Com a decisão de ontem, os procuradores de Justiça não precisam, necessariamente, morar em Curitiba. Já os promotores moram na comarca onde atuam. A lei complementar 102 altera o artigo 155 da Lei Orgânica e Estatuto do Ministério Público paranaense (Lei Complementar estadual nº 85/99), e foi promulgada pela Assembléia Legislativa. A decisão de alterar a lei orgânica partiu do próprio MP, segundo o sub-procurador-geral de Justiça, Luiz Eduardo Roncaglio.

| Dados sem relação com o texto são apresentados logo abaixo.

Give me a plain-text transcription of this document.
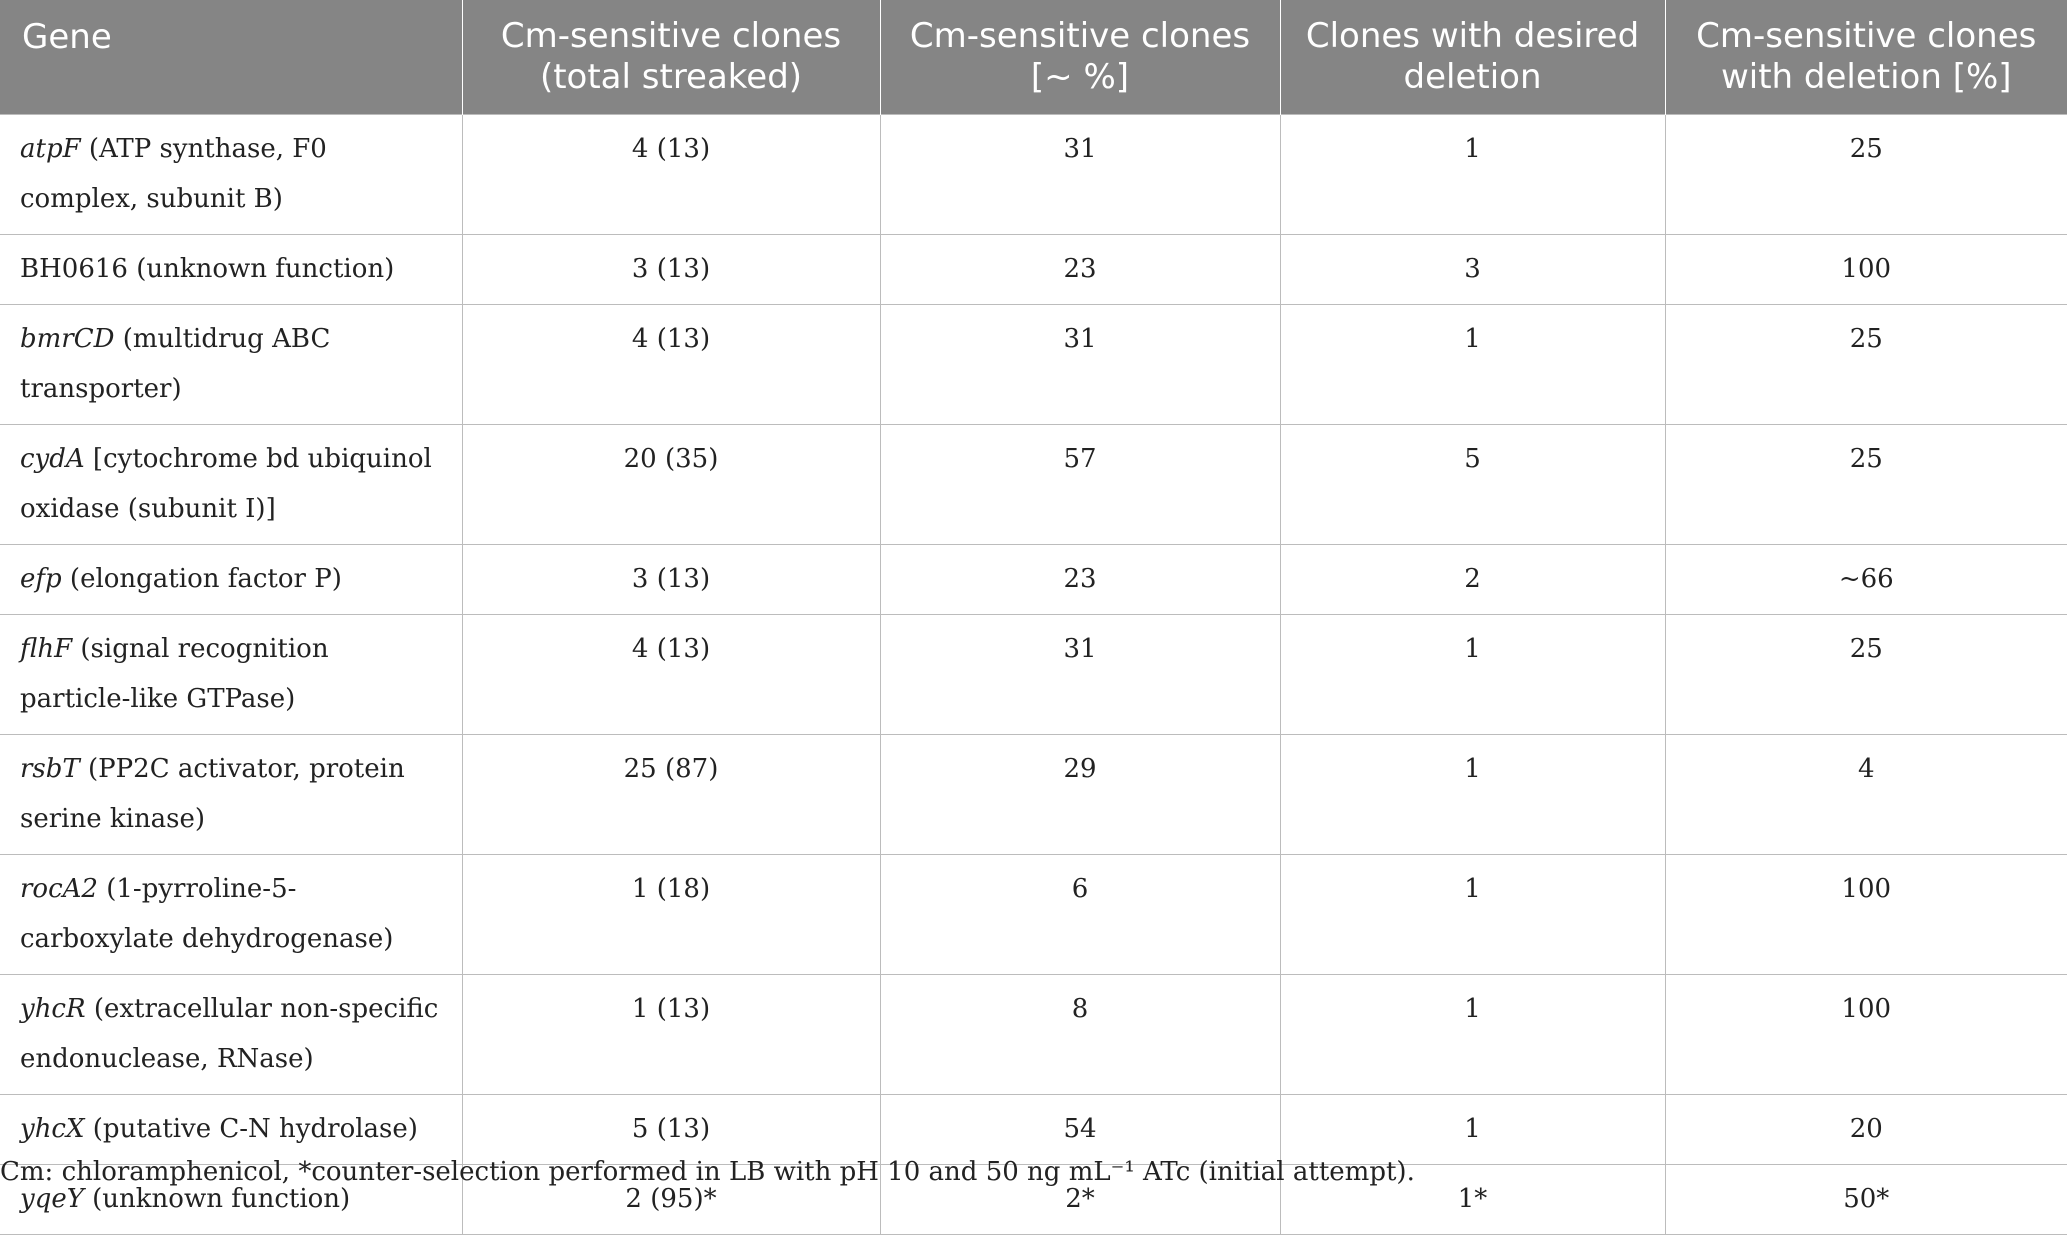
Gene	Cm-sensitive clones (total streaked)	Cm-sensitive clones [~ %]	Clones with desired deletion	Cm-sensitive clones with deletion [%]
atpF (ATP synthase, F0 complex, subunit B)	4 (13)	31	1	25
BH0616 (unknown function)	3 (13)	23	3	100
bmrCD (multidrug ABC transporter)	4 (13)	31	1	25
cydA [cytochrome bd ubiquinol oxidase (subunit I)]	20 (35)	57	5	25
efp (elongation factor P)	3 (13)	23	2	~66
flhF (signal recognition particle-like GTPase)	4 (13)	31	1	25
rsbT (PP2C activator, protein serine kinase)	25 (87)	29	1	4
rocA2 (1-pyrroline-5-carboxylate dehydrogenase)	1 (18)	6	1	100
yhcR (extracellular non-specific endonuclease, RNase)	1 (13)	8	1	100
yhcX (putative C-N hydrolase)	5 (13)	54	1	20
yqeY (unknown function)	2 (95)*	2*	1*	50*
Cm: chloramphenicol, *counter-selection performed in LB with pH 10 and 50 ng mL⁻¹ ATc (initial attempt).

Segundo a ação, o artigo 155 da Lei Orgânica e Estatuto do Ministério Público do Paraná dispõe que os membros do Ministério Público devem residir, se promotor titular, na respectiva comarca (qualquer cidade para onde tenha sido designado), e se procurador de Justiça, no local da sede da Procuradoria-Geral de Justiça, em Curitiba.